A cura del Dott. Giovanni Gravina Endocrinologo presso la Casa di Cura San Rossore
Per secoli (e, molto probabilmente, fin dalla sua nascita) la medicina è avanzata su un percorso segnato dall’androcentrismo.
Tutto ciò che conosciamo è stato scoperto in seguito a ricerche effettuate su campioni e soggetti maschili: per molto tempo, infatti, negli studi clinici i soggetti arruolati sono stati prevalentemente di sesso maschile.
Ciò ha inevitabilmente condotto a una “androcentrizzazione” della medicina, a discapito del sesso femminile che in realtà, a livello cellulare, presenta inequivocabili differenze rispetto al sesso maschile. E’ stato infatti ampiamente dimostrato che le cellule femminili si differenziano da quelle maschili per numerosi fattori genetici, epigenetici, ormonali e ambientali. Per questo è stato introdotto il concetto di “medicina di genere”.
La medicina di genere, o meglio, la medicina genere-specifica, viene definita dall’Organizzazione Mondiale della Sanità come “lo studio dell’influenza delle differenze biologiche (definite dal sesso) e socio-economiche e culturali (definite dal genere) sullo stato di salute e di malattia di ogni persona”. Ciò che fa nella pratica è realizzare programmi di prevenzione, diagnosi e terapie fatti su misura per la donna e per l’uomo.

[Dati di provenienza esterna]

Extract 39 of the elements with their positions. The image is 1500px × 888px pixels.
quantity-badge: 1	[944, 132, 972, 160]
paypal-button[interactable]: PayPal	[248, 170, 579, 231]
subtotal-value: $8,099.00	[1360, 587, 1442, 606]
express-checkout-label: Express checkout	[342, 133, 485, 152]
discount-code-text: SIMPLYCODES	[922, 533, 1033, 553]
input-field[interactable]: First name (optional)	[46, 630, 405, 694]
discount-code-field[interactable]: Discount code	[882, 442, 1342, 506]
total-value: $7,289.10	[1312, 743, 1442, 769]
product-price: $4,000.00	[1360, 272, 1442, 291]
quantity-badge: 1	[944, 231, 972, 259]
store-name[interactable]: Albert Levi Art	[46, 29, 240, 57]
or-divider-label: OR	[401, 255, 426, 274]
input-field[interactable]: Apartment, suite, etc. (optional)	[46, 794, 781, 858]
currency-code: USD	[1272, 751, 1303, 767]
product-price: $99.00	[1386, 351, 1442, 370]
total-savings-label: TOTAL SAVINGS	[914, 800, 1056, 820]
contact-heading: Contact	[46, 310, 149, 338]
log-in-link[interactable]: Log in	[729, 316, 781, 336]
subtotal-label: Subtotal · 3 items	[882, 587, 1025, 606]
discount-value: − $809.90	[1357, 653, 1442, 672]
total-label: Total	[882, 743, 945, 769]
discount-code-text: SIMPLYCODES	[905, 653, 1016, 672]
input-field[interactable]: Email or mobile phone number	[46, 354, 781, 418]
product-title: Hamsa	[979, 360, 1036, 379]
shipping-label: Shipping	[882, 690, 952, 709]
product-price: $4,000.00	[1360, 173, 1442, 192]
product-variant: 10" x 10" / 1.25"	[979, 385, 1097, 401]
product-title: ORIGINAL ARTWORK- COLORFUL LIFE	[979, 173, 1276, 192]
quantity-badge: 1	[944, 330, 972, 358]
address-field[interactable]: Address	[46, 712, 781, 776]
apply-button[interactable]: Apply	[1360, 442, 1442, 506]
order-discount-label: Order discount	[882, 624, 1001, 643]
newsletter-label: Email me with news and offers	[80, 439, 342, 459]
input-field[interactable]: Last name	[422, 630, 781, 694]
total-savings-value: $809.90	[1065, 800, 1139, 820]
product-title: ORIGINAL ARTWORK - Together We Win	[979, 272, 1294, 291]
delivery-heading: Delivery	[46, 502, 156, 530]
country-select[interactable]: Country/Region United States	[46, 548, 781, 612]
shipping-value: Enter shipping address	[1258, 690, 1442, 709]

Un’ingente e crescente mole di dati indica infatti l’esistenza di differenze nell’insorgenza, nella progressione e nelle manifestazioni delle malattie, nonché nella risposta ai trattamenti terapeutici. È chiaro che siano necessarie specifiche soluzioni “al femminile” per ridurre particolari problematiche che riguardano esclusivamente il sesso femminile.
Da sempre il concetto di salute viene declinato in vario modo perché ogni persona è differente dall’altra, ma adesso la medicina dispone di una nuova freccia per il suo arco, una risorsa quanto mai necessaria ed efficace. La conoscenza delle differenze di genere favorisce, pertanto, maggiore tutela della salute e appropriatezza nelle cure.